Last week I provided a points scoring system and asked readers to list the five outfielders who they expected to score the most points on Friday, April 10. Of the readers who replied, the top five picks were Grady Sizemore (six picks), Alfonso Soriano (six picks), Curtis Granderson (six picks), Matt Holliday (four picks), and Manny Ramirez (four picks). The spreadsheet that I use to evaluate hitters based on their matchups, park, and other contextual factors came up with a very different list, only agreeing with the readers on Sizemore. The other outfielders it identified in the top five were Carlos Quentin (two reader picks), Jermaine Dye (one pick), Shane Victorino (one pick), and Vladimir Guerrero (zero picks).

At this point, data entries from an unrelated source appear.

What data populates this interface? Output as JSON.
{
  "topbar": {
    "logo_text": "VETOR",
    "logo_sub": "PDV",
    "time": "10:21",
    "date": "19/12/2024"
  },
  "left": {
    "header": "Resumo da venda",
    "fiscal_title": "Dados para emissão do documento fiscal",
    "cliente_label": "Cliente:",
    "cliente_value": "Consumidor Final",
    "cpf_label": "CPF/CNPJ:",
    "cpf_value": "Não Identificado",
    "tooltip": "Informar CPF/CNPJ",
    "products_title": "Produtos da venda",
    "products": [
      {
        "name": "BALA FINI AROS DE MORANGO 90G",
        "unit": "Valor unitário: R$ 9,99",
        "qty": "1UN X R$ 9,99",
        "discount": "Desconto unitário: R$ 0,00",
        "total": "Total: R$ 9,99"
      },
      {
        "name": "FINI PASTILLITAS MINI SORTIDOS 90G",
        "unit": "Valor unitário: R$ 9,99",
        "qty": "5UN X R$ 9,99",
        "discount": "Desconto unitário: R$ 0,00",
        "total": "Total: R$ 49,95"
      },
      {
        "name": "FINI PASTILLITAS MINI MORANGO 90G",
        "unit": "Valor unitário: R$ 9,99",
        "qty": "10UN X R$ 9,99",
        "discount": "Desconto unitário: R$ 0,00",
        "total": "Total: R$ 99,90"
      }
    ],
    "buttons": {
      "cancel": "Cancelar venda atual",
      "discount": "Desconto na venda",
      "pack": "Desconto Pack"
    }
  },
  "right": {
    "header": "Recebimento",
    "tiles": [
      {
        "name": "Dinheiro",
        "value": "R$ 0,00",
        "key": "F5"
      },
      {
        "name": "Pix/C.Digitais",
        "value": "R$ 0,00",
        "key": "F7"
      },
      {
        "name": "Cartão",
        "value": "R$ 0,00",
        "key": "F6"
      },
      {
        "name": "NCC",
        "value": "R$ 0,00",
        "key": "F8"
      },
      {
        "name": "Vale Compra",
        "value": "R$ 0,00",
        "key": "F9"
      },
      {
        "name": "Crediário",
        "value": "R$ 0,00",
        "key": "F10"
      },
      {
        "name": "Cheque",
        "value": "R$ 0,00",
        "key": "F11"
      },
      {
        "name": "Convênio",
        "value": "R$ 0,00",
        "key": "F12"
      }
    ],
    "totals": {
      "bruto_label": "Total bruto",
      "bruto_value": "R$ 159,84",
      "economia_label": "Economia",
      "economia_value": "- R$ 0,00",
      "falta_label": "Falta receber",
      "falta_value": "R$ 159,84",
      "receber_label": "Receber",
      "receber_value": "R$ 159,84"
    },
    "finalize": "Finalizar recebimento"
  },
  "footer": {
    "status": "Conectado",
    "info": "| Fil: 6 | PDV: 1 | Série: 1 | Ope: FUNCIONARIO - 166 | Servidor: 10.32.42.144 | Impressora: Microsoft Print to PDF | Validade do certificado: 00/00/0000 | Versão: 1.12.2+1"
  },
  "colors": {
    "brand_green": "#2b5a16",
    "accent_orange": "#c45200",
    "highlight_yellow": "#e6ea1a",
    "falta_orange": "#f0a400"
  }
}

So what accounted for the difference?
It looks like the players on the readers’ list tended to be really good and other than Ramirez are very well-rounded players. The computer put more of a focus on match-ups and contextual factors. It gave Quentin and Dye a lot of credit for playing at home, in a hitters’ park, against a really bad opposing starting pitcher (Dickey). Victorino, too, benefited from playing in an excellent hitters’ park against a bad pitcher (Marquis). Marquis is also very easy to steal bases against, which is a substantial advantage for a fast player like Victorino. I assume that was overlooked by most (if not all) readers. I certainly wasn’t aware of it until I looked over the results of the spreadsheet calculations. In Guerrero’s case, I suspect that the readers may have actually done a better job in their evaluation than the spreadsheet. The calculations treated Wakefield as a really awful pitcher based on his K/9, BB/9 and GB% rates. What they don’t know is that he’s a knuckleball pitcher and that knuckleballers tend to do better than their component statistics would suggest.
Among the other popular readers picks, I suspect that Granderson and Soriano may be worse players in this scoring system than many readers gave them credit for, due to their lack of walks. That’s actually one of the things that’s really surprised me since I started maintaining the spreadsheet and using it for multiple game formats. There’s a drastic difference between the values of players in different games, and in some cases a player may rank very high in one game and far lower in another. Just knowing that a player is “good” isn’t enough. You need to know what they’re worth in the scoring system that your league or contest uses.
Comparing the readers’ picks with the spreadsheet picks really points out the advantages and disadvantages of relying on calculations rather than intuition for your picks in daily contests. While the spreadsheet can often do a better job measuring and balancing a number of different factors related to the players and the context of the game, it can only take into account factors that have been programmed into the statistical model. If you haven’t gotten around to including them, it won’t know about things like knuckleballs, rain, injuries, defensive replacements, and other factors that may occur infrequently or be hard to quantify. On balance, I think a good statistical model can outperform the intuition of any expert, but the model will do best when monitored by a knowledgeable person.
While we all know that one game is far too small a sample size to really answer the question of who was “right,” it’s still fun to take a look at how the players in question performed. Here are the point totals for each of the nine players listed above:
Almost a tie, as the spreadsheet outperformed the people 14 to 13. A side benefit of the spreadsheet’s focus on matchups is that it will often identify players who are available more cheaply than the stars that most people prefer.